Subjects with IC were randomized over 18 months and followed for 24 weeks. The primary endpoint was a patient reported global response assessment (GRA) of overall symptoms. Secondary endpoints included symptom indexes and patient reports of urinary pain, urgency and frequency. The low global response rates for PPS and hydroxyzine suggest that neither provided benefit for the majority of patients with IC.
The ICCTG RCT1 study was pilot designed to evaluate the feasibility of a multicenter, randomized, clinical trial in interstitial cystitis (IC). Secondary objectives were to evaluate the safety and efficacy of oral pentosan polysulfate (PPS), hydroxyzine and a combination of both to consider their use in a larger randomized clinical trial.
The primary end point was a participant reported global response assessment (GRA) at 24 weeks relative to overall baseline symptoms. A 7-point centered scale was used to define response and subjects who withdrew from the study for any reason before the 24-week end point examination were considered non-responders.
A number of secondary outcomes (including the O’Leary-Sant IC Symptom and Problem Index, the University of Wisconsin Symptom Score, patient reported symptoms of pain/discomfort and urgency and results of a 24-hour voiding diary) were used to supplement the primary analysis.

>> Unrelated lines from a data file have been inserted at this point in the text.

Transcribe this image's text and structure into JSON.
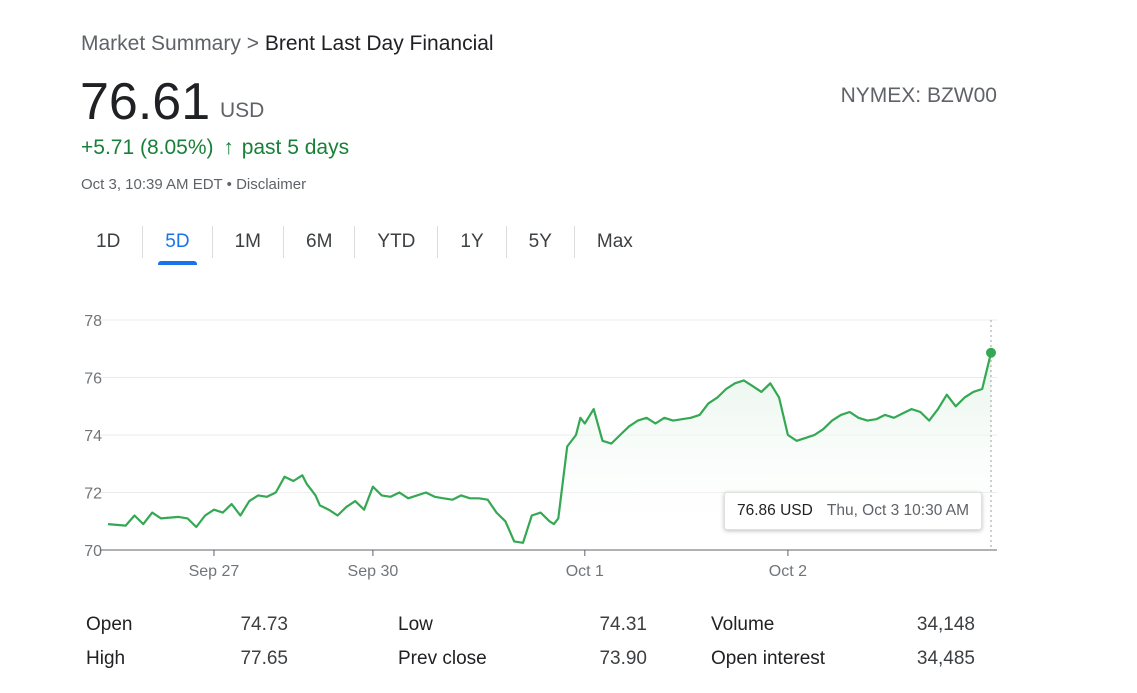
{
  "breadcrumb": {
    "root": "Market Summary",
    "separator": ">",
    "current": "Brent Last Day Financial"
  },
  "quote": {
    "price": "76.61",
    "currency": "USD",
    "exchange": "NYMEX: BZW00",
    "change": "+5.71 (8.05%)",
    "change_arrow": "↑",
    "change_period": "past 5 days",
    "timestamp": "Oct 3, 10:39 AM EDT",
    "bullet": "•",
    "disclaimer": "Disclaimer"
  },
  "tabs": [
    {
      "label": "1D",
      "active": false
    },
    {
      "label": "5D",
      "active": true
    },
    {
      "label": "1M",
      "active": false
    },
    {
      "label": "6M",
      "active": false
    },
    {
      "label": "YTD",
      "active": false
    },
    {
      "label": "1Y",
      "active": false
    },
    {
      "label": "5Y",
      "active": false
    },
    {
      "label": "Max",
      "active": false
    }
  ],
  "tooltip": {
    "value": "76.86 USD",
    "when": "Thu, Oct 3 10:30 AM"
  },
  "colors": {
    "line": "#34a853",
    "fill": "#e6f4ea",
    "accent": "#1a73e8",
    "up": "#188038"
  },
  "stats": {
    "left": [
      {
        "label": "Open",
        "value": "74.73"
      },
      {
        "label": "High",
        "value": "77.65"
      }
    ],
    "middle": [
      {
        "label": "Low",
        "value": "74.31"
      },
      {
        "label": "Prev close",
        "value": "73.90"
      }
    ],
    "right": [
      {
        "label": "Volume",
        "value": "34,148"
      },
      {
        "label": "Open interest",
        "value": "34,485"
      }
    ]
  },
  "chart_data": {
    "type": "area",
    "ylim": [
      70,
      78
    ],
    "y_ticks": [
      70,
      72,
      74,
      76,
      78
    ],
    "x_tick_labels": [
      "Sep 27",
      "Sep 30",
      "Oct 1",
      "Oct 2"
    ],
    "x_tick_positions": [
      0.12,
      0.3,
      0.54,
      0.77
    ],
    "grid": true,
    "highlight": {
      "x": 1.0,
      "y": 76.86
    },
    "x": [
      0.0,
      0.02,
      0.03,
      0.04,
      0.05,
      0.06,
      0.08,
      0.09,
      0.1,
      0.11,
      0.12,
      0.13,
      0.14,
      0.15,
      0.16,
      0.17,
      0.18,
      0.19,
      0.2,
      0.21,
      0.22,
      0.225,
      0.23,
      0.235,
      0.24,
      0.25,
      0.26,
      0.27,
      0.28,
      0.29,
      0.3,
      0.31,
      0.32,
      0.33,
      0.34,
      0.35,
      0.36,
      0.37,
      0.38,
      0.39,
      0.4,
      0.41,
      0.42,
      0.43,
      0.44,
      0.45,
      0.46,
      0.47,
      0.48,
      0.49,
      0.5,
      0.505,
      0.51,
      0.52,
      0.53,
      0.535,
      0.54,
      0.55,
      0.56,
      0.57,
      0.58,
      0.59,
      0.6,
      0.61,
      0.62,
      0.63,
      0.64,
      0.65,
      0.66,
      0.67,
      0.68,
      0.69,
      0.7,
      0.71,
      0.72,
      0.73,
      0.74,
      0.75,
      0.76,
      0.77,
      0.78,
      0.79,
      0.8,
      0.81,
      0.82,
      0.83,
      0.84,
      0.85,
      0.86,
      0.87,
      0.88,
      0.89,
      0.9,
      0.91,
      0.92,
      0.93,
      0.94,
      0.95,
      0.96,
      0.97,
      0.98,
      0.99,
      1.0
    ],
    "y": [
      70.9,
      70.85,
      71.2,
      70.9,
      71.3,
      71.1,
      71.15,
      71.1,
      70.8,
      71.2,
      71.4,
      71.3,
      71.6,
      71.2,
      71.7,
      71.9,
      71.85,
      72.0,
      72.55,
      72.4,
      72.6,
      72.3,
      72.1,
      71.9,
      71.55,
      71.4,
      71.2,
      71.5,
      71.7,
      71.4,
      72.2,
      71.9,
      71.85,
      72.0,
      71.8,
      71.9,
      72.0,
      71.85,
      71.8,
      71.75,
      71.9,
      71.8,
      71.8,
      71.75,
      71.3,
      71.0,
      70.3,
      70.25,
      71.2,
      71.3,
      71.0,
      70.9,
      71.1,
      73.6,
      74.0,
      74.6,
      74.4,
      74.9,
      73.8,
      73.7,
      74.0,
      74.3,
      74.5,
      74.6,
      74.4,
      74.6,
      74.5,
      74.55,
      74.6,
      74.7,
      75.1,
      75.3,
      75.6,
      75.8,
      75.9,
      75.7,
      75.5,
      75.8,
      75.3,
      74.0,
      73.8,
      73.9,
      74.0,
      74.2,
      74.5,
      74.7,
      74.8,
      74.6,
      74.5,
      74.55,
      74.7,
      74.6,
      74.75,
      74.9,
      74.8,
      74.5,
      74.9,
      75.4,
      75.0,
      75.3,
      75.5,
      75.6,
      76.86
    ]
  }
}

Eligible participants had to be at least 18 years old and receive a diagnosis of IC, confirmed by cystoscopy and hydrodistention, following National Institutes of Health-National Institute of Diabetes and Digestive and Kidney Diseases criteria. All patients were required to have moderate symptoms of urinary frequency (at least 11 times daily) and pain/discomfort (at least 4 on a 0 to 9 Likert scale) for at least 24 weeks before to study entry. All participants provided written informed consent.
The low global response rates for oral pentosan polysulfate and hydroxyzine suggest that neither provided benefit for the majority of patients with IC. This pilot trial demonstrated the feasibility of conducting a multicenter randomized clinical trial in IC using uniform procedures and outcomes. Slow recruitment underscored the difficulties of evaluating commonly available IC drugs.